Walking the dogs early on a windy morning, I look up and see about twenty-five large birds gliding in big circles without moving their wings as they ride gracefully on the air currents. Such a beautiful sight. 

On the ground, turkey vultures are far from beautiful. They are big, ungainly, almost menacing looking birds. Even less attractive when they are observed on the ground feasting on roadkill. You would never recognize them as the ones who soar so gracefully high in the air.  

Appearances aside, turkey vultures play a beautiful role in the world. They get their sustenance by feasting on the carcasses of animals that have already died. Their food is what would otherwise go to waste. They are true environmentalists. 

Turkey vultures on a beach
Credit: Nora Sanders

We are in the midst of Creation Time in our liturgical calendar, a time to both celebrate the natural world that God has given us, and to speak out about the way that humankind is damaging our precious planet. 

When I was growing up, my parents and many of their closest friends were members of both The United Church of Canada and the local Field Naturalist Club. Their faith was interwoven with the way that they lived and participated in the world. I was fortunate to have that example growing up. I grew up thinking it was normal… and actually somewhat boring. 

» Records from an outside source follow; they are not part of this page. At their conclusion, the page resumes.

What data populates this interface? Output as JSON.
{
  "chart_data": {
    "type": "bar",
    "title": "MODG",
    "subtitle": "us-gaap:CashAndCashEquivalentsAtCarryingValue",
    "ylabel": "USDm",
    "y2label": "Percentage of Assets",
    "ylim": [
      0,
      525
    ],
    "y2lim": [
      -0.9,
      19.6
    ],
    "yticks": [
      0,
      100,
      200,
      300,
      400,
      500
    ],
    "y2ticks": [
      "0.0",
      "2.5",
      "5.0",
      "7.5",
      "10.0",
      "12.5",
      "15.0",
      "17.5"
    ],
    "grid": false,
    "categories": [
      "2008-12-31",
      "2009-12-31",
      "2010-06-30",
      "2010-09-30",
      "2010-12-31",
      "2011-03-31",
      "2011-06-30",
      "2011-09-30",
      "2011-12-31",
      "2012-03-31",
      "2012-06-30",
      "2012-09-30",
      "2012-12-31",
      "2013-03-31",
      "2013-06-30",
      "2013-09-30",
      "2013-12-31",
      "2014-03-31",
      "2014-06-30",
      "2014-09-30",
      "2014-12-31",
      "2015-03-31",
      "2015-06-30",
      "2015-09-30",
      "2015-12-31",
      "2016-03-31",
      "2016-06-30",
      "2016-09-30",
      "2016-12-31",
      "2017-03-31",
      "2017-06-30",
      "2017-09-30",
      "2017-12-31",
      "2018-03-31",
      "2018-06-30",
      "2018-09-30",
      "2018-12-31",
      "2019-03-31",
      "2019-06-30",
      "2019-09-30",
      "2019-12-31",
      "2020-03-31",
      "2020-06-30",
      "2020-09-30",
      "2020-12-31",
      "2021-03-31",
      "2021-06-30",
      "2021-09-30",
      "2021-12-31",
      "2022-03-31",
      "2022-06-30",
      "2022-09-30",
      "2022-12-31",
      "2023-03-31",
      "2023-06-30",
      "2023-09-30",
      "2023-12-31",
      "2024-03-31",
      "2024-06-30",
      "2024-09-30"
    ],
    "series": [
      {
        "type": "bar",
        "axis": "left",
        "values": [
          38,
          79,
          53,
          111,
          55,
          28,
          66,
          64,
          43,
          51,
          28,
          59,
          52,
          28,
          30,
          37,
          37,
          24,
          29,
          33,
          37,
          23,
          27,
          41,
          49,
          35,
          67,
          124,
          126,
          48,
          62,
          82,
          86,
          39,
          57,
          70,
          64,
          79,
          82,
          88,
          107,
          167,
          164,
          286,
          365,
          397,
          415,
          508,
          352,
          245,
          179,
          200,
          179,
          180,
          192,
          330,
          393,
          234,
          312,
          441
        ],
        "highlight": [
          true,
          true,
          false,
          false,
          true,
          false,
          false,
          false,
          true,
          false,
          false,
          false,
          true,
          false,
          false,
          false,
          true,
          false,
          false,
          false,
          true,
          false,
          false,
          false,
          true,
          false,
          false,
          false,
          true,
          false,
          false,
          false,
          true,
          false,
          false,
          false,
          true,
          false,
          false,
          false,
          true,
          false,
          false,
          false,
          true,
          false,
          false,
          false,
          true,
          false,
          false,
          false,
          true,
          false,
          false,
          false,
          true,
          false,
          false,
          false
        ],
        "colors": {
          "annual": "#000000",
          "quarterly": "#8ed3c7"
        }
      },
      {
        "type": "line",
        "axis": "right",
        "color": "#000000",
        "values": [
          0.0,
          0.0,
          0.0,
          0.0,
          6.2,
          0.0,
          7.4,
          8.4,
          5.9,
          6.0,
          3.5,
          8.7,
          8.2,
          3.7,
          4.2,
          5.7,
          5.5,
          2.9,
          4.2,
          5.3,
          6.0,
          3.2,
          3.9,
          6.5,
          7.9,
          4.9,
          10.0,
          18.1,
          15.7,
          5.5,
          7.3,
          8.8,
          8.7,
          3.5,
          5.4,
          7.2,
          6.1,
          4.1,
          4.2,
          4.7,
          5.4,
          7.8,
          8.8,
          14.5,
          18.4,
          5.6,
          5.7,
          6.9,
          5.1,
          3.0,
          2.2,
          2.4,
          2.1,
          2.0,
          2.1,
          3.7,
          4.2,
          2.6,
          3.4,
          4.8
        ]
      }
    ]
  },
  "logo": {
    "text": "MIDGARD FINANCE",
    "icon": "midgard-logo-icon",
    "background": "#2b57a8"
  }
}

Now I wish it was normal. I no longer think it is boring. 

It is a common thing in our church, and I think in society generally, that many of us feel close to God when we are out in the natural world. We find moments of peace, of power, of beauty, awe, and even of challenge… All of these, and more, give us a sense of the unknowable mystery that we call God. 

Some see the natural disasters that seem to occur so frequently today—raging fires, melting glaciers, hurricanes and typhoons—as acts of God to punish the world for our sinful ways. I see them as evidence of how we have betrayed the sacred gifts we have been given by God. Evidence of God’s pain at the state of our world. 

As I write I am sitting on my front porch, which has been my office, as well as our dining table, all summer. As the days get cooler, I sometimes have to move inside these days. As fall drifts towards winter, the porch will be left vacant for a few months. 

From this vantage point, I feel the breeze off Lake Erie and hear the sound of the waves on the shore down below, and I remember these words from Psalm 24: 

"The earth is the Lord’s, and everything in it, the world, and all who live in it; for he founded it on the seas and established it on the waters." 

Nora Sanders is General Secretary of The United Church of Canada. 

This message was originally sent to subscribers to the General Secretary's letter, "Note from Nora."